In some respects, it might not even be necessary to have fighter forces directly engage each other, since the battlesystems could instead use their respective fighters to target the opposing battlesystem's nodes. AFAIK, this has been a planned Russian tactic for some time, with specific AAM's (planned for at least, not sure if they were ever actually developed/fielded) to target US/NATO E-3 Sentry AEW aircraft from long range. Where the tactic could run into difficulty, is the need to take shots from 200+ km away. Even with Mach 4 missiles, that still allows several minutes for detection and response. The other difficulty with the tactic is that the potential detection range of some of the AEW systems is even greater now than before, potentially out to 400+ km from the AEW. This means that a planned launch from 200 km to keep the launching fighter beyond the detection range of the AEW may now be well within detection range (and thus response) prior to launch. A LO fighter flight could potentially get much closer to a hostile AEW (or other battlespace node) prior to weapons launch, drastically reducing the time available for detection, decision-making, and response/reaction.

As elements of a force's battlesystem get degraded or destroyed, then the effectiveness of the forces the battlesystem supports will be similarly degraded.

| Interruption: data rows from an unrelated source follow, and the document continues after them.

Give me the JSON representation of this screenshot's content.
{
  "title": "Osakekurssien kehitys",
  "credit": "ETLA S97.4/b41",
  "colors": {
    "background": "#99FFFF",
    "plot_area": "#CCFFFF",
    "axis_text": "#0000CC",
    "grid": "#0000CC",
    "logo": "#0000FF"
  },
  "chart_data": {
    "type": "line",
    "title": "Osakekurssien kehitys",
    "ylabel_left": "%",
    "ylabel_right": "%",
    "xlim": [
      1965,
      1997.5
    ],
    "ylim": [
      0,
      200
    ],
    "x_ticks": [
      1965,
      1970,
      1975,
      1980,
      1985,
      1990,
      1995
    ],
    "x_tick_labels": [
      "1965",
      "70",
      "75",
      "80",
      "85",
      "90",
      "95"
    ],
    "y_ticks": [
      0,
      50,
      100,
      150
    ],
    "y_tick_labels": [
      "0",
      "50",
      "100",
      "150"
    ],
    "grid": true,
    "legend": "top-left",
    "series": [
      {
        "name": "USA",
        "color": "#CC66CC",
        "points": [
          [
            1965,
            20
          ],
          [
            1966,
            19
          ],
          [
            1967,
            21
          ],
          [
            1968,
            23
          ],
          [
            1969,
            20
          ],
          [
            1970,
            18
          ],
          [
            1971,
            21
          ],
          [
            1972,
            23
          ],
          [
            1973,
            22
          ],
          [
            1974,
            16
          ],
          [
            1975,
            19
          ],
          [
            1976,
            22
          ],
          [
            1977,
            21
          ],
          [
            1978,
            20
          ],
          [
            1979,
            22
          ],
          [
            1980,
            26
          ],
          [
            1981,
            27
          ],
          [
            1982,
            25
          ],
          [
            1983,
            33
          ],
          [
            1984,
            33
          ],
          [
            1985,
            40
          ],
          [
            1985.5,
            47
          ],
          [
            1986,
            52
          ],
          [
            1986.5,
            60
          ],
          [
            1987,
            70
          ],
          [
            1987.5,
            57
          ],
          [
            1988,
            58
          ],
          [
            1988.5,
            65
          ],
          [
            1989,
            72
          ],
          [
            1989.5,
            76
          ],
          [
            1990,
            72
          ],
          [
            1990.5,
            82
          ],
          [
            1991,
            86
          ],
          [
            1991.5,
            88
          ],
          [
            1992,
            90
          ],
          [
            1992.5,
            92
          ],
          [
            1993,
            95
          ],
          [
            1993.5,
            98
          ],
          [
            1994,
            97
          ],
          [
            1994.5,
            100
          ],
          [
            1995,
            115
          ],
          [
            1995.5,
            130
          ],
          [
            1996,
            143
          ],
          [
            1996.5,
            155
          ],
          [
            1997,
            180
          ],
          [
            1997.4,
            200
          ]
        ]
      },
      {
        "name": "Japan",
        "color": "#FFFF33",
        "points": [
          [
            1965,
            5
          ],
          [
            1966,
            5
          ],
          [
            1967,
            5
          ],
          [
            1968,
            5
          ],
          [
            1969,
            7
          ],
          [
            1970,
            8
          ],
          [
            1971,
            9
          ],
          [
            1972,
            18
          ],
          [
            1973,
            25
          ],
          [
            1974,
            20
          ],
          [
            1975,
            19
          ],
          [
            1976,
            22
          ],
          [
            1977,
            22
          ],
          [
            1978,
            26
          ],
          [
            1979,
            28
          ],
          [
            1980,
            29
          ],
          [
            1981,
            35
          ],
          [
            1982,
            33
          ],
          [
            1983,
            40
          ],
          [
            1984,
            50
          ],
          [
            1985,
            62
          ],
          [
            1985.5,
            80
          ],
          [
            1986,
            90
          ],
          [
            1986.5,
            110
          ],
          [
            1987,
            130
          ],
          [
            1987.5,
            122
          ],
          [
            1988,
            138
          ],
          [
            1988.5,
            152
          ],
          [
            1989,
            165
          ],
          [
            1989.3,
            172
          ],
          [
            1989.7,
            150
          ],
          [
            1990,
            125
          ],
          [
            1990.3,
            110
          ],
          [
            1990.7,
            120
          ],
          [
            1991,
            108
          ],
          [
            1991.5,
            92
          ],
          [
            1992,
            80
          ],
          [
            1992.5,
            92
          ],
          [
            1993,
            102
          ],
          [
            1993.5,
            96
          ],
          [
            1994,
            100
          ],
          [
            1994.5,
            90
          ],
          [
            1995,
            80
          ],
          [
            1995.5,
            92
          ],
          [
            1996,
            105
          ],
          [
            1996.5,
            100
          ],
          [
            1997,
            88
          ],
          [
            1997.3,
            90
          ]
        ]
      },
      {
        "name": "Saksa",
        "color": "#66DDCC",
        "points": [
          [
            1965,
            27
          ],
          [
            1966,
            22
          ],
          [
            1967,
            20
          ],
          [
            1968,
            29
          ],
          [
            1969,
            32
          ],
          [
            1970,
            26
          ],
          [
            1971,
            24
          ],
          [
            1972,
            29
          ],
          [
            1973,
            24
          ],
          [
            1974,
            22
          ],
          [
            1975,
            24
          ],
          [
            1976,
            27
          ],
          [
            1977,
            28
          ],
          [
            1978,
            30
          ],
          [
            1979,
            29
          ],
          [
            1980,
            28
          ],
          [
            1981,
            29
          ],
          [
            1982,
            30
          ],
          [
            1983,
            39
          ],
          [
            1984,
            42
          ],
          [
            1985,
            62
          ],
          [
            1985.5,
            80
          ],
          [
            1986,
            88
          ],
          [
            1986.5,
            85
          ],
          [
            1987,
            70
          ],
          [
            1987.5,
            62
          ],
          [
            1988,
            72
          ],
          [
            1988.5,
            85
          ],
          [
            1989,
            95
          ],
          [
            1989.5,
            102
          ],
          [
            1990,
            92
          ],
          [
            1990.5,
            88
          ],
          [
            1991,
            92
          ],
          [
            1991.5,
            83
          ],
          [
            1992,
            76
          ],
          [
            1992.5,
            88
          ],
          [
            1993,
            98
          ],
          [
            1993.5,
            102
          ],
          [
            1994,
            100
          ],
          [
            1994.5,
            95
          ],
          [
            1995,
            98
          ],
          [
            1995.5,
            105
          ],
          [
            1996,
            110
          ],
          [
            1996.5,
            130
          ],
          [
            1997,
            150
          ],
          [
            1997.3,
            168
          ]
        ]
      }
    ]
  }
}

A LO fighter might be hard to detect (and thus engage or destroy) but if the battlesystem supporting it is in shambles, the LO fighter itself will not present a significant threat.

 

[Boagrius]

In some respects, it might not even be necessary to have fighter forces directly engage each other, since the battlesystems could instead use their respective fighters to target the opposing battlesystem's nodes.

This is an interesting concept, similar perhaps to what ADM was alluding to earlier. That said, surely both sides are going to want to be able to provide BARCAP/HVA CAP for their respective nodes, making it necessary to have a robust "fighter vs fighter" capability (and therefore AAMs designed for such)?

 

[Todjaeger]

This is an interesting concept, similar perhaps to what ADM was alluding to earlier. That said, surely both sides are going to want to be able to provide BARCAP/HVA CAP for their respective nodes, making it necessary to have a robust "fighter vs fighter" capability (and therefore AAMs designed for such)?

Indeed, the nodes are of very high value in a battlesystem. Keep in mind though that engagements are not so much fighter vs. fighter events, but are actually systemic events. Disabling a hostile node could mean a fighter targets/shoots it down with an AAM, but it could also be targeted via cyberwarfare or the subject of EA. Nodes also are not just confined to airspace, but can be ground-based or aboard ships. I am also anticipating that nodes could start being (if they are not already...) spaceborne.

The value of a LO fighter (IMO) is that their presence has to be contemplated in both offensive and defensive capacities, as well as their potential to act as harvesters or ISR assets. In this respect, these aircraft could potentially start to take on some of the roles of the 'traditional' naval LO asset, the submarine.

An opposing force has to keep in mind that, just because they are not currently detecting LO fighters present, that does not mean none ARE present quietly collecting data and/or waiting for the right opportunity to strike.

As people can see, the potential range of variables which 5th Gen fighters can introduce into a battlesystem can be quite... intriguing.